# A population of values has a normal distribution with \mu=116.3 and \sigma=27.5. You intend to draw a random sample of size n=249. Find the probabilit

Random variables
A population of values has a normal distribution with $$\displaystyle\mu={116.3}$$ and $$\displaystyle\sigma={27.5}$$. You intend to draw a random sample of size $$\displaystyle{n}={249}$$.
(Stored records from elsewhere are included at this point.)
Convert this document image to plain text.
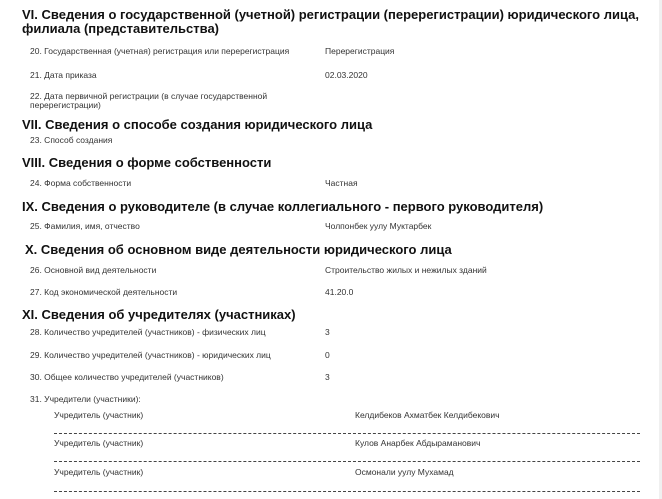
VI. Сведения о государственной (учетной) регистрации (перерегистрации) юридического лица,
филиала (представительства)
20. Государственная (учетная) регистрация или перерегистрация	Перерегистрация
21. Дата приказа	02.03.2020
22. Дата первичной регистрации (в случае государственной
перерегистрации)
VII. Сведения о способе создания юридического лица
23. Способ создания
VIII. Сведения о форме собственности
24. Форма собственности	Частная
IX. Сведения о руководителе (в случае коллегиального - первого руководителя)
25. Фамилия, имя, отчество	Чолпонбек уулу Муктарбек
X. Сведения об основном виде деятельности юридического лица
26. Основной вид деятельности	Строительство жилых и нежилых зданий
27. Код экономической деятельности	41.20.0
XI. Сведения об учредителях (участниках)
28. Количество учредителей (участников) - физических лиц	3
29. Количество учредителей (участников) - юридических лиц	0
30. Общее количество учредителей (участников)	3
31. Учредители (участники):
Учредитель (участник)	Келдибеков Ахматбек Келдибекович
Учредитель (участник)	Кулов Анарбек Абдыраманович
Учредитель (участник)	Осмонали уулу Мухамад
Find the probability that a sample of size $$\displaystyle{n}={249}$$ is a randomly selected with a mean greater than 117.3.
$$\displaystyle{P}{\left(\overline{{{X}}}{>}{117.3}\right)}=$$?
Write your answers as numbers accurate to 4 decimal places.

2021-02-12
$$\displaystyle\overline{{{X}}}={\frac{{{1}}}{{{n}}}}{\sum_{{{i}={1}}}^{{n}}}{X}_{{i}}=$$
Mean value.
Therefore, the mean of $$\displaystyle\overline{{{X}}}$$ is 116.3,
standard deviation is $$\displaystyle{\frac{{{27.5}}}{{\sqrt{{{n}}}}}}={\frac{{{27.5}}}{{\sqrt{{{249}}}}}}$$, as $$\displaystyle{n}={249}$$.
The probability of a mean greater than 117.3 is
$$\displaystyle{P}{\left[\overline{{{X}}}{>}{117.3}\right]}$$
$$\displaystyle={P}{\left[{\frac{{\overline{{{X}}}-{116.3}}}{{\frac{{27.5}}{\sqrt{{{249}}}}}}}{>}{\frac{{{117.3}-{116.3}}}{{\frac{{27.5}}{\sqrt{{{249}}}}}}}\right]}$$
$$\displaystyle={P}{\left[{Z}{>}{\frac{{\sqrt{{{249}}}}}{{{27.5}}}}\right]},{Z}={\frac{{\overline{{{X}}}-{116.3}}}{{\frac{{27.5}}{\sqrt{{{249}}}}}}}\sim$$ Normal(0,1)
$$\displaystyle={1}-{P}{\left[{Z}\leq{\frac{{\sqrt{{{249}}}}}{{{27.5}}}}\right]}$$
$$\displaystyle={1}-\phi{\left({0.574}\right)}$$
$$\displaystyle={1}-{0.717}={0.283}$$
The value of $$\displaystyle\phi{\left({0.574}\right)}$$ is taken from the Normal distribution table.
Therefore, the probability of the mean is greater than 117.3 is 0.283.